Kotka ma ok. 7 lat. Jest bardzo miła, u weterynarza bez protestów pozwoliła sobie wszystko zrobić. Nieśmiało mruczy przy głaskaniu, załatwia swoje potrzeby do kuwety.
Byłaby dobrą towarzyszką dla kogoś, kto lubi takie spokojne koty, kto chciałby mieć kota, który bez problemu zostanie w domu, kiedy idziemy do pracy, który nie rozrabia.
Jeśli więc szukasz kota, który przy Tobie będzie - ona jest idealna.
Kotka nie lubi innych kotów, nawet kociaków. Denerwują ją, syczy na nie i bije łapką, dlatego lepiej, jeśli trafi do domu bez kotów.
Kotka jest oczywiście po zabiegu sterylizacji, więc nie będzie problemu z niechcianymi kociakami.

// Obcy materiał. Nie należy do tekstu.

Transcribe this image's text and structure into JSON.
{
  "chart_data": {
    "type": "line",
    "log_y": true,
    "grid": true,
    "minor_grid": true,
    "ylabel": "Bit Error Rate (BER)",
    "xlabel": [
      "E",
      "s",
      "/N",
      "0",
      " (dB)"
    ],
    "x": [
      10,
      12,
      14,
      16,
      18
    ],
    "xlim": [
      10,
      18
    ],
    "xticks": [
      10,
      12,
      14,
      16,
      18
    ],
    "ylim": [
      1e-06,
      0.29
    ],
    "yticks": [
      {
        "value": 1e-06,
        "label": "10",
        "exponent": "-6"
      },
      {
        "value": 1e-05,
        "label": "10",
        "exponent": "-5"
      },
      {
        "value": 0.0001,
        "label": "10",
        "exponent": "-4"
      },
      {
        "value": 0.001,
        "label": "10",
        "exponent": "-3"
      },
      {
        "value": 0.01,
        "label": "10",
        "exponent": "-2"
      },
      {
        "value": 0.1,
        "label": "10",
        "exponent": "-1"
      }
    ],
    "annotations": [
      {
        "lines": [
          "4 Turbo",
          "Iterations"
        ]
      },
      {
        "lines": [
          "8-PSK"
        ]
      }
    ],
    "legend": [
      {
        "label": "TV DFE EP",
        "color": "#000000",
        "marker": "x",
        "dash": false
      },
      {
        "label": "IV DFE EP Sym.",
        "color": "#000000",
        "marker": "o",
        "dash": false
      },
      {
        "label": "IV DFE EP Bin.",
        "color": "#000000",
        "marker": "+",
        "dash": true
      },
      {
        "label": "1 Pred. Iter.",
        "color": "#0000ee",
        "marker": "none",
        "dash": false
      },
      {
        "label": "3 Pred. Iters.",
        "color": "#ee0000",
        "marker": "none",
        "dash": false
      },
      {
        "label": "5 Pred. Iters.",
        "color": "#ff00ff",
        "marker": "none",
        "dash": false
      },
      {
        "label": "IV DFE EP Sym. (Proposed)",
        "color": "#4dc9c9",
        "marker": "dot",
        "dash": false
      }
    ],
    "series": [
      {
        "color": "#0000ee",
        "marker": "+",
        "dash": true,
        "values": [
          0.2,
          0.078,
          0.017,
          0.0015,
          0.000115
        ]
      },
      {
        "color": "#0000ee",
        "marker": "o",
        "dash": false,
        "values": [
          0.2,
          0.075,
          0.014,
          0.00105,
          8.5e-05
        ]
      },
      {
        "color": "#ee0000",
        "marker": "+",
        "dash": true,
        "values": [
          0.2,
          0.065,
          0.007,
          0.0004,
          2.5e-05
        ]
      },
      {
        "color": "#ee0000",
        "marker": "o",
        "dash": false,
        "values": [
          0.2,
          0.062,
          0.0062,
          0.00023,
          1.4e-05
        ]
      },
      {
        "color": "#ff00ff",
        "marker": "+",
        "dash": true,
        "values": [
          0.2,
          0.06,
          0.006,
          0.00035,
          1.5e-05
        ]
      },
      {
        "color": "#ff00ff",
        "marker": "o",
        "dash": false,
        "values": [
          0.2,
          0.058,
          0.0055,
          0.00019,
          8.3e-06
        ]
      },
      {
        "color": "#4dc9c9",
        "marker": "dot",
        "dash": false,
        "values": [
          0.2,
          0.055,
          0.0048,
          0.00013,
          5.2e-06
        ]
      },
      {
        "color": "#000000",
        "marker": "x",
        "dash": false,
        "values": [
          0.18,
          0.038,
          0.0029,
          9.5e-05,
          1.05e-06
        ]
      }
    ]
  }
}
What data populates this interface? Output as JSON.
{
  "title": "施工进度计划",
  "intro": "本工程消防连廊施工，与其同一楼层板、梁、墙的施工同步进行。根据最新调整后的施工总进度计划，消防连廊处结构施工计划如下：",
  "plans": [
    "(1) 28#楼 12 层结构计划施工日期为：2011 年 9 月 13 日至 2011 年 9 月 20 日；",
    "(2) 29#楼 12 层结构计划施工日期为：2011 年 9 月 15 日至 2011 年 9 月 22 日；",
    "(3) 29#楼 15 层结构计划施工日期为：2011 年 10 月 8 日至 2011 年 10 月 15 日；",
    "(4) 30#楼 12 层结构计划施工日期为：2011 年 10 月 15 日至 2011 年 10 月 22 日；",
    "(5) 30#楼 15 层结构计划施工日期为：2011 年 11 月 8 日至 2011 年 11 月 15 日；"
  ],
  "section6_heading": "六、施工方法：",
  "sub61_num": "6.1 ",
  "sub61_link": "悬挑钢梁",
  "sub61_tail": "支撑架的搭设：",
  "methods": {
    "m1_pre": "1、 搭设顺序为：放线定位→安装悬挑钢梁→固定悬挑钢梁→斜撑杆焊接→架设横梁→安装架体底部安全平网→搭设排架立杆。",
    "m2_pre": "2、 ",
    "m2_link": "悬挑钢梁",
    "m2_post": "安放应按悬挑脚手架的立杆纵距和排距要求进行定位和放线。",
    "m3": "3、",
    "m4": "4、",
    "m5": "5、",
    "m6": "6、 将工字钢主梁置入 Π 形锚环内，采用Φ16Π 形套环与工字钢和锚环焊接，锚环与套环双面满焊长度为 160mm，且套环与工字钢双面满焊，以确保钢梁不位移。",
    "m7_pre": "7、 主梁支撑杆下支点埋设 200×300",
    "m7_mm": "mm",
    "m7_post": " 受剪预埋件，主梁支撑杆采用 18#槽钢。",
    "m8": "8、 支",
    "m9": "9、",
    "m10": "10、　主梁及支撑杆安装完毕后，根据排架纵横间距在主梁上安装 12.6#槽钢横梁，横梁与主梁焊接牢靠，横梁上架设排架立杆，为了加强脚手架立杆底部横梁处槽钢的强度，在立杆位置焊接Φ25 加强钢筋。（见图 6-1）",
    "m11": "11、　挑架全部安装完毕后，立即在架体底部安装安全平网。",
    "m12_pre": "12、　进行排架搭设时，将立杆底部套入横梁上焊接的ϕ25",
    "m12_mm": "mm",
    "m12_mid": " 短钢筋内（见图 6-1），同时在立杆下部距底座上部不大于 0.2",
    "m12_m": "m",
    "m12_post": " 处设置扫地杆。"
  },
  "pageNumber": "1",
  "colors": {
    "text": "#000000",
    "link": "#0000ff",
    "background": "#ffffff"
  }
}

Kotka po kilku latach pobytu u nas musiała niestety zostać uśpiona. Zaczęła źle się czuć, wymiotowała, mało jadła. Na USG wyszło, że ma guza. Miała ich kilka: guzy na wątrobie i węzłach chłonnych. Jedyną pociechą jest to, że odeszła w spokoju, zaopiekowana i kochana, a nie samotnie na ulicy. Nasz dom tymczasowy był jej ostatnim domem.